母由来インプリントが新皮質に起こり,血縁認識や社会行動に意味を持ちより利他的に,父由来インプリントが直接味覚を司る視床下部に起こりより利己的に振る舞う傾向と関連するなら意味がある.新皮質が「家族が大切」といい,視床下部が「腹減った」と言っているのかもしれない.エナメル質は材質のミネラルが希少で高価であり,脂肪はエナジーリッチでやはり高価である.これは利己性の現れかもしれない.エナメルにより投資して歯の発達を遅らせると,より母から哺乳を受けられるのかもしれない.

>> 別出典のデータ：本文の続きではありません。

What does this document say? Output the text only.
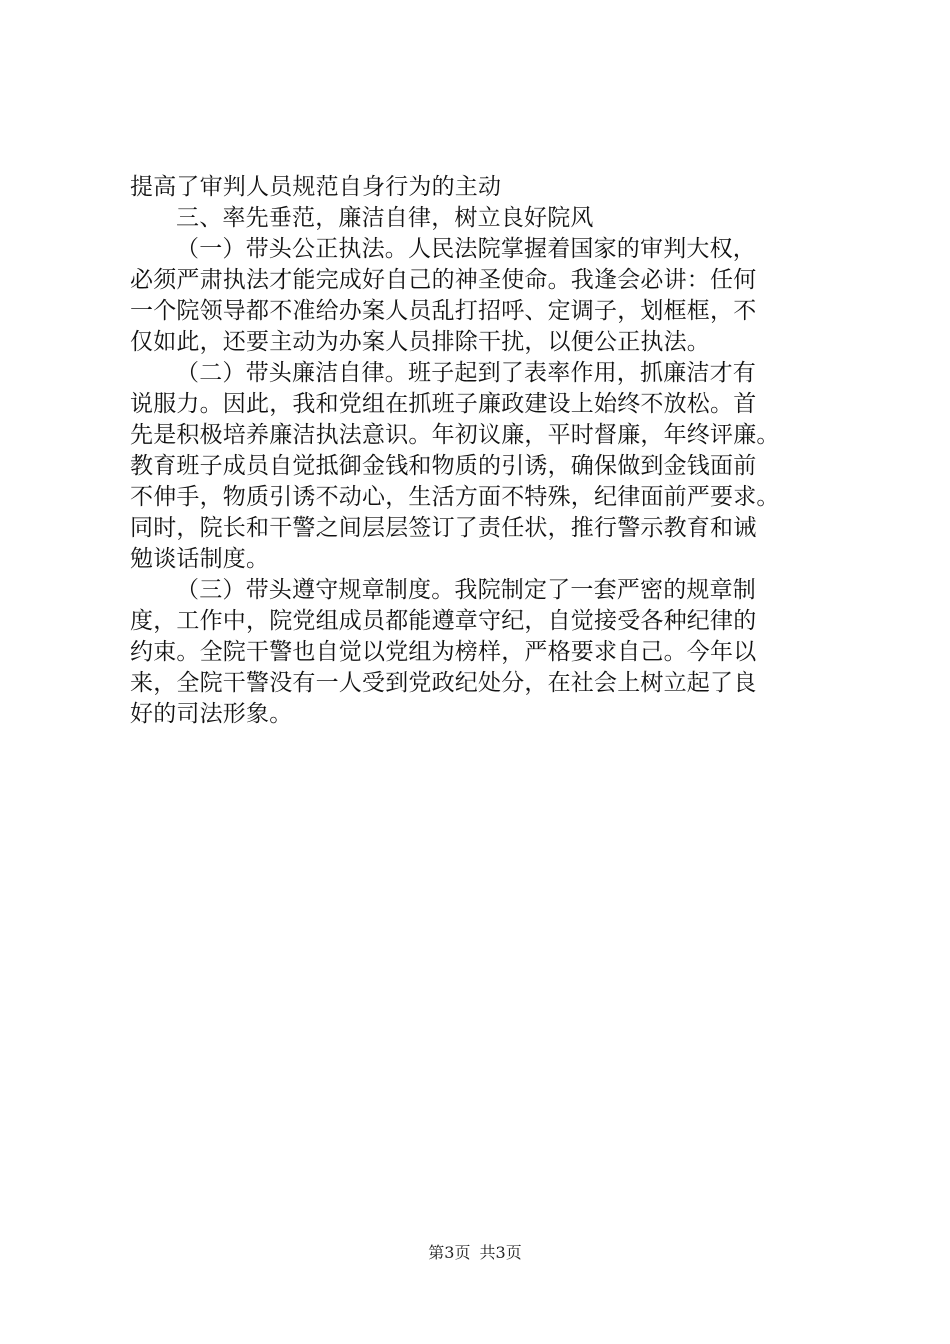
提高了审判人员规范自身行为的主动
三、率先垂范，廉洁自律，树立良好院风
（一）带头公正执法。人民法院掌握着国家的审判大权，
必须严肃执法才能完成好自己的神圣使命。我逢会必讲：任何
一个院领导都不准给办案人员乱打招呼、定调子，划框框，不
仅如此，还要主动为办案人员排除干扰，以便公正执法。
（二）带头廉洁自律。班子起到了表率作用，抓廉洁才有
说服力。因此，我和党组在抓班子廉政建设上始终不放松。首
先是积极培养廉洁执法意识。年初议廉，平时督廉，年终评廉。
教育班子成员自觉抵御金钱和物质的引诱，确保做到金钱面前
不伸手，物质引诱不动心，生活方面不特殊，纪律面前严要求。
同时，院长和干警之间层层签订了责任状，推行警示教育和诫
勉谈话制度。
（三）带头遵守规章制度。我院制定了一套严密的规章制
度，工作中，院党组成员都能遵章守纪，自觉接受各种纪律的
约束。全院干警也自觉以党组为榜样，严格要求自己。今年以
来，全院干警没有一人受到党政纪处分，在社会上树立起了良
好的司法形象。
第3页 共3页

脳により母由来細胞があるキメラマウスのオスは,より他のオス個体に対して攻撃的である.著者の解釈はこれはおそらく同じ母由来個体同士で見られるもので,母由来細胞は同じ母を持つオス同士のより広い分散を好むために生じているというもの.


(5) 欺瞞と自己欺瞞


自然淘汰は広い文脈で同種他個体への欺瞞戦略を進化させる.たとえば性の不実表示,偽の警戒音,親子コンフリクトにかかる諸戦略などである.そして欺瞞を見破られないように働く淘汰圧は,欺瞞者の自己欺瞞を進化させる.おそらく心を断片化させて欺瞞の情報が他者に伝わるのを回避するようになるのだろう.
ゲノミックインプリンティングはこの自己欺瞞に新しい可能性を広げる.ゲノムの半分を分断させて情報を遮断することにより,自己欺瞞と同じ効果を上げうるのだ.
たとえば新皮質がリソースを母の血縁個体に分けようとするとき視床下部からの信号を使うなら,視床下部はその情報にバイアスをかけるようにできる.胎児と母親のホルモンを用いた情報戦でも同じ問題が起こりうる.
父由来遺伝子の発現はより利己的だし,我々はより自分の利己性を他者に隠そうとするものなので,父由来遺伝子の視点からの無意識の方が多い可能性がある.
実際に二つの代替的なパーソナリティがあるのかどうかについては全くわかっていない.

脳の左右で意識と自己欺瞞について非対称であるという証拠が増えつつある.たとえば右の扁桃は無意識の知覚において活性化し,左の扁桃は意識的な知覚で活性化する.左半球の損傷による右半球の麻痺は本人に否定されることはないが,逆の麻痺はまれに本人に否定され,自己欺瞞(合理性のある説明)を作り出す.これは右半球にチェックされないときの脳の左半球の自己欺瞞への傾向を示すものだと考えられる.これにインプリントが絡んでいないとしたら逆に驚くべきことだろう.